What's no_sync() exactly do in DDP

cxv0519 · January 14, 2023, 2:45pm

I tried DDP no_sync()

well…
I thought no_sync() make not to communicate among ddp group, but it seems not as far as I experimented.

It shows two different operating characteristics in three cases.

Case 1: forward, backward in same no_sync() like below

        if batch%2==0:
            with ddp_model.no_sync():
                pred = ddp_model(model_in)
                loss = loss_fn(pred, label)
                loss.backward()
        else:        
            pred = ddp_model(model_in)
            loss = loss_fn(pred, label)
            loss.backward()

It works well.
I mean It accumulates even gradients without synchronization.

Case 2: forward is out of no_sync() and backward is in no_sync() like below

        pred = ddp_model(model_in)
        if batch%2==0:
            with ddp_model.no_sync():
                loss = loss_fn(pred, label)
                loss.backward()
        else:        
            loss = loss_fn(pred, label)
            loss.backward()

Well…
In this case, It sync gradients!!

Case3: forward, backward is in no_sync(), but different context like below

        if batch%2==0:
            with ddp_model.no_sync():
                pred = ddp_model(model_in)
            with ddp_model.no_sync():
                loss = loss_fn(pred, label)
                loss.backward()
        else:        
            pred = ddp_model(model_in)
            loss = loss_fn(pred, label)
            loss.backward()

In this case, It works like case2; It sync!!
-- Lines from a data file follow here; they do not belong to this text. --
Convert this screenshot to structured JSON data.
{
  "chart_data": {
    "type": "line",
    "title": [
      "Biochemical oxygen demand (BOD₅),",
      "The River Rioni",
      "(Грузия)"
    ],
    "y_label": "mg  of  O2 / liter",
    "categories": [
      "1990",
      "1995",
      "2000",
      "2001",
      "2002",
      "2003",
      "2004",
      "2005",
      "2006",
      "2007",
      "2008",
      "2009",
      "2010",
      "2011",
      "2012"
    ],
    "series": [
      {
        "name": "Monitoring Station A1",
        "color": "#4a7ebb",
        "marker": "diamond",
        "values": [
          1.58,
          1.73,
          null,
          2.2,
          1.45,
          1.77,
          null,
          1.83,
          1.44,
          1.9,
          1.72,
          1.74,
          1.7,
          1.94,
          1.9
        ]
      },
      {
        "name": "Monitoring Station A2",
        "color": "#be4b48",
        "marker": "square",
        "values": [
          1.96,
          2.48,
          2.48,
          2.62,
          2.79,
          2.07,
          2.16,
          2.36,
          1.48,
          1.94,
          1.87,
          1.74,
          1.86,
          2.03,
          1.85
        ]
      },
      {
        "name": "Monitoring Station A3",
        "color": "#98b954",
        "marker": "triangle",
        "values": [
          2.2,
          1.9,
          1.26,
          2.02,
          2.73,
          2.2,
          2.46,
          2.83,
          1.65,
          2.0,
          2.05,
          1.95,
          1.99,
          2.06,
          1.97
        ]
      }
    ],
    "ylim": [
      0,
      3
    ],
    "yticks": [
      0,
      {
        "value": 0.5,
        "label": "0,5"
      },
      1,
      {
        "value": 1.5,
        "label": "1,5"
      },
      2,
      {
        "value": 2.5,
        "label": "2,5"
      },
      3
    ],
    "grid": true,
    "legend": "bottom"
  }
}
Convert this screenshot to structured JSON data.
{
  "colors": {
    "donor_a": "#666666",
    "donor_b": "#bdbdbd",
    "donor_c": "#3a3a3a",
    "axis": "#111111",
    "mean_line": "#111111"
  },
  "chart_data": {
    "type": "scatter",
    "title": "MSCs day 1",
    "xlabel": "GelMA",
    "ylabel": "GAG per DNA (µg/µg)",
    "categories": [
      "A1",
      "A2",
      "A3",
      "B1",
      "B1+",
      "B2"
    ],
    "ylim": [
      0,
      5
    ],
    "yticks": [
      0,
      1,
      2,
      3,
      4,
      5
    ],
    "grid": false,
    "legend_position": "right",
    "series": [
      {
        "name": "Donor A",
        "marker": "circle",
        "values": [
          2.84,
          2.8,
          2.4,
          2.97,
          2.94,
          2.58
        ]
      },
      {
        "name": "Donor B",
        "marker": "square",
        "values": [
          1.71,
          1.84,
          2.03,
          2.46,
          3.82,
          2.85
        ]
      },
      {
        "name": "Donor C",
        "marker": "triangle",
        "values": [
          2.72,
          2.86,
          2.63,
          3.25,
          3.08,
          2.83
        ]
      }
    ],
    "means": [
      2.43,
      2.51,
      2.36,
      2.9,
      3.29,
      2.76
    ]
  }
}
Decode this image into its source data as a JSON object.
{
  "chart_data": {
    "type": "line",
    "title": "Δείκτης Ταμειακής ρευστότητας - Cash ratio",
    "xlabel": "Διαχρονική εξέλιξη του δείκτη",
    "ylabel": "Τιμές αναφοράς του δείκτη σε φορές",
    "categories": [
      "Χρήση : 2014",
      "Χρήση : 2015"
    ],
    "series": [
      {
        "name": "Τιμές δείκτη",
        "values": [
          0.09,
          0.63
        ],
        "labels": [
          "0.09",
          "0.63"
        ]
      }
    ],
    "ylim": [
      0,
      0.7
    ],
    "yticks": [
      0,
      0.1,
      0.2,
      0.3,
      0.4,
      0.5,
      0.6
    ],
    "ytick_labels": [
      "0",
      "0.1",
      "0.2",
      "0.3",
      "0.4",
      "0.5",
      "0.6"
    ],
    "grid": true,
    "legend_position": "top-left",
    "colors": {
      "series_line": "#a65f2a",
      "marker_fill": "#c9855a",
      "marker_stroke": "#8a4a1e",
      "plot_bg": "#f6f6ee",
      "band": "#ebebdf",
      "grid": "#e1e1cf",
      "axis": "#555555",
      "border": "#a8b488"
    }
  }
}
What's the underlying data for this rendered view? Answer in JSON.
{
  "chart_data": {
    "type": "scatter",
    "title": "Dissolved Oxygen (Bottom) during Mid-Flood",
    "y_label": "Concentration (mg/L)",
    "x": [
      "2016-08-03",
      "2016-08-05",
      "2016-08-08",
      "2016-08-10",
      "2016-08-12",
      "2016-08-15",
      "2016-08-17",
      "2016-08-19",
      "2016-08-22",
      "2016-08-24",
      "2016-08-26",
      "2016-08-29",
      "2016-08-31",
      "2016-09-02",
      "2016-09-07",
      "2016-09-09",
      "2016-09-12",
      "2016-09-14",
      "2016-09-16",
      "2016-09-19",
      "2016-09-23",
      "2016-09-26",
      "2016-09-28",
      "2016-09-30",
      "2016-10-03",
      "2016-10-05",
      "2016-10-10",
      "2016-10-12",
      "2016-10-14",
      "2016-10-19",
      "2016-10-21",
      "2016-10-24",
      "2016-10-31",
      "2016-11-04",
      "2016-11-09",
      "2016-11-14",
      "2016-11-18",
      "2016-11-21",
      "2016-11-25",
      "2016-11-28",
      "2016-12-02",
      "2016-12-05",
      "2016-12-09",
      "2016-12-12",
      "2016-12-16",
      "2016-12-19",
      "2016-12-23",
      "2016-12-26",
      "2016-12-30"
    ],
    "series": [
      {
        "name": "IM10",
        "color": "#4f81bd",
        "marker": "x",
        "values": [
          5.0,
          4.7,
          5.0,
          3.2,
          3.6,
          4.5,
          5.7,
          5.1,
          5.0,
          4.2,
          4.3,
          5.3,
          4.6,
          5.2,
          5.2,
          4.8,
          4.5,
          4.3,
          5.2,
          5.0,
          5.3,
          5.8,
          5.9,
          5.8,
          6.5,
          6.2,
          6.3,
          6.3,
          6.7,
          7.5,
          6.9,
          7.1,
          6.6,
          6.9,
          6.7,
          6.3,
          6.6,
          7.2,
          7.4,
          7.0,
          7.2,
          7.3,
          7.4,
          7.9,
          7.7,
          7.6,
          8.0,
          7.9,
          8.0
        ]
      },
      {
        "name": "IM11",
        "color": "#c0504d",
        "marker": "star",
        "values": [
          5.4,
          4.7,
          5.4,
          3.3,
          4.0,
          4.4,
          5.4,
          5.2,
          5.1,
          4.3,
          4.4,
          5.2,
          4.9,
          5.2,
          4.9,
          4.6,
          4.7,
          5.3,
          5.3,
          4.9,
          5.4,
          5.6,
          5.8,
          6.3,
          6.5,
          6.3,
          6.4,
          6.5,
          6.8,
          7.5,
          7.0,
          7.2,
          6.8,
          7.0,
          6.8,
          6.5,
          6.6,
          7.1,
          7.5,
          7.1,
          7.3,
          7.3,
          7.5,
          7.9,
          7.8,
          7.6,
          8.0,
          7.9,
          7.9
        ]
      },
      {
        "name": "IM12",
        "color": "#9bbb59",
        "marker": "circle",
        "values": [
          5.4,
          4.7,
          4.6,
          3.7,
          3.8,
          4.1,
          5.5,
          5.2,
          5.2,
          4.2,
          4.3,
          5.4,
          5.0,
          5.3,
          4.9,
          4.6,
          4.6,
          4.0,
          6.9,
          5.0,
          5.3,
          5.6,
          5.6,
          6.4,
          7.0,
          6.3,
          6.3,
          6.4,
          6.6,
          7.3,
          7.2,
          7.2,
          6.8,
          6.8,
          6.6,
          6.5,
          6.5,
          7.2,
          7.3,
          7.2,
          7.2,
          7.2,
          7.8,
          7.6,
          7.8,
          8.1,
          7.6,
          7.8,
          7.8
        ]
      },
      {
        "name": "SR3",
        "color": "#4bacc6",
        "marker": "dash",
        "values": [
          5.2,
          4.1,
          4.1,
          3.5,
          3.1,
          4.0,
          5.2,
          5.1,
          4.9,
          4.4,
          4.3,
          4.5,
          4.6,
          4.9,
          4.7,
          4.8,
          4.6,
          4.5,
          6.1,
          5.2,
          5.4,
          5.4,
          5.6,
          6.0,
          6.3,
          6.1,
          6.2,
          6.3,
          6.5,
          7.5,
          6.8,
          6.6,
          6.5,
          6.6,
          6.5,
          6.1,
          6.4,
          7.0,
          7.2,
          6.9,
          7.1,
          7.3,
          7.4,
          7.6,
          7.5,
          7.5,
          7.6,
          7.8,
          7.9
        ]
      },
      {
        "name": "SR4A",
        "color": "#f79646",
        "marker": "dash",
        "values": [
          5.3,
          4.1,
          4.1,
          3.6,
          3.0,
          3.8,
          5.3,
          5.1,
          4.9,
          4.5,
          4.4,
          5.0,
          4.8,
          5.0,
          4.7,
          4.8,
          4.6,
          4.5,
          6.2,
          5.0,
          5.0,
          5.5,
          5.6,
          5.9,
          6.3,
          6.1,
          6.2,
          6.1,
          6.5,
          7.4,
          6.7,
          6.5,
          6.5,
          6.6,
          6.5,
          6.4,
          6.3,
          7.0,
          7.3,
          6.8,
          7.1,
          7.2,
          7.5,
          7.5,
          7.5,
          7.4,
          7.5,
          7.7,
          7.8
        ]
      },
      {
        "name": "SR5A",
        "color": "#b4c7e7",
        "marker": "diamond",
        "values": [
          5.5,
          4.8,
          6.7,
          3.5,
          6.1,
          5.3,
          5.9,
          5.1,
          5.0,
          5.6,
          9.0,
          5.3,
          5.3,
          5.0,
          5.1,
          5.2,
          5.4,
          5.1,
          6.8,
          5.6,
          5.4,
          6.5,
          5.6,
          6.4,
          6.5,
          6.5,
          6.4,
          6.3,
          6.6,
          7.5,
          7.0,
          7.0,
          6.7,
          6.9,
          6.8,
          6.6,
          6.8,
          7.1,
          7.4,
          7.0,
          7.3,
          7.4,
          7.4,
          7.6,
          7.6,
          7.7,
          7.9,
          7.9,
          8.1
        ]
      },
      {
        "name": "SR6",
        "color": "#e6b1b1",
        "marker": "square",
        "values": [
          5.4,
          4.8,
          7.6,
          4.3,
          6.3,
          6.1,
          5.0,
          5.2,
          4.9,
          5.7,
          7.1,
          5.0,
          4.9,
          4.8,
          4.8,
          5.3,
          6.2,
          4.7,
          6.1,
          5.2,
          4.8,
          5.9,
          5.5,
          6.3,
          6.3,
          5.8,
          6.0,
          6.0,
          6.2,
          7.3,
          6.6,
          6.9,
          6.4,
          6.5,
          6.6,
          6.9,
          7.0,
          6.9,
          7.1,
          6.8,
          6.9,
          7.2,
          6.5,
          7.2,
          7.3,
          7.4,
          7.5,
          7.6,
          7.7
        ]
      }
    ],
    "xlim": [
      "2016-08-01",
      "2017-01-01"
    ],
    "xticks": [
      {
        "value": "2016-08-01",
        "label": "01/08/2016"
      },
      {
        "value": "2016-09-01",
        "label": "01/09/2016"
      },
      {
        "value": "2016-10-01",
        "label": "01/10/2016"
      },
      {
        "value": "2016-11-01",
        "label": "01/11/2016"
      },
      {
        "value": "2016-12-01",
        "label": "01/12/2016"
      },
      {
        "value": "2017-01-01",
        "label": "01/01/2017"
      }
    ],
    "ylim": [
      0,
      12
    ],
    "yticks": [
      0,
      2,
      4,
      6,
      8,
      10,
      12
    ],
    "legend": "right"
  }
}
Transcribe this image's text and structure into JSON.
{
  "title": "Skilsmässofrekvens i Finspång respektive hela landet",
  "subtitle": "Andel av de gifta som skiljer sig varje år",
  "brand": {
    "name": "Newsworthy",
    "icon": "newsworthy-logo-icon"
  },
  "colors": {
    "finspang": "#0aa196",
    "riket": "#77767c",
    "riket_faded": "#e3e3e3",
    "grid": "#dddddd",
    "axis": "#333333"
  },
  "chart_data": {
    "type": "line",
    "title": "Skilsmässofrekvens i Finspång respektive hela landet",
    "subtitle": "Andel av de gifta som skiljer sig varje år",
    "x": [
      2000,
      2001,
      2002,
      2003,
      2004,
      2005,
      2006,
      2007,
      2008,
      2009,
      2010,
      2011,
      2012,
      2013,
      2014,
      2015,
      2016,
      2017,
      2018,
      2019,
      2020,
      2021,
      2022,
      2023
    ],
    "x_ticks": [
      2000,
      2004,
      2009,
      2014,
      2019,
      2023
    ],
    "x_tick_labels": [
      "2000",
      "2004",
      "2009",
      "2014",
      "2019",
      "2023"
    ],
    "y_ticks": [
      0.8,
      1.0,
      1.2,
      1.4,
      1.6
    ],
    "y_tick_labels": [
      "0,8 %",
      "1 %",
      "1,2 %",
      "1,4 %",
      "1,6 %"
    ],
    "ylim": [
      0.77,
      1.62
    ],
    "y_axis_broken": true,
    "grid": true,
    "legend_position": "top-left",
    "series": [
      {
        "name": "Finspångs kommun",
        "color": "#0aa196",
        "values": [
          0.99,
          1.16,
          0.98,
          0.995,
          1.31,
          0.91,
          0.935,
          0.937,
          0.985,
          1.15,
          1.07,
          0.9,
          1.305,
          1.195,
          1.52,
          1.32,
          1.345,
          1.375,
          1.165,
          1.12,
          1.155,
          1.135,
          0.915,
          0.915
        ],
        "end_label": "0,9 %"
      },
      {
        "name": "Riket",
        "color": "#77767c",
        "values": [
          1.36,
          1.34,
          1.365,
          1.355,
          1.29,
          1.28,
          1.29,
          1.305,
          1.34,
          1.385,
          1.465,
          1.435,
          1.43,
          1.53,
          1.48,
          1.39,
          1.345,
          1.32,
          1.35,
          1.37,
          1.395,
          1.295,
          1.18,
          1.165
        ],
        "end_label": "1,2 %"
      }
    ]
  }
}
Is there any way to force not to synchronize gradients while decoupling forward and backward?

fduwjj · January 19, 2023, 6:21pm

Thanks for your feedback and question. Looks like this is a DDP specific question, @rvarm1 do you mind taking a look?

cxv0519 · January 27, 2023, 2:35am

First of all, thank you so much for your attention.

I could find the relevant annotation in the GitHub.

github.com

pytorch/pytorch/blob/master/torch/nn/parallel/distributed.py#L1065


      
          
          
Example::
          
          
    >>> # xdoctest: +SKIP("undefined variables")
              >>> ddp = torch.nn.parallel.DistributedDataParallel(model, pg)
              >>> with ddp.no_sync():
              >>>     for input in inputs:
              >>>         ddp(input).backward()  # no synchronization, accumulate grads
              >>> ddp(another_input).backward()  # synchronize grads
          
          
.. warning::
              The forward pass should be included inside the context manager, or
              else gradients will still be synchronized.
          """
          old_require_backward_grad_sync = self.require_backward_grad_sync
          self.require_backward_grad_sync = False
          try:
              yield
          finally:
              self.require_backward_grad_sync = old_require_backward_grad_sync

It says that the context manager should have forward and backward together.

If I follow this context manager decorator function, I think I can get a hint.
If the implementation I want is possible, I will leave an additional reply.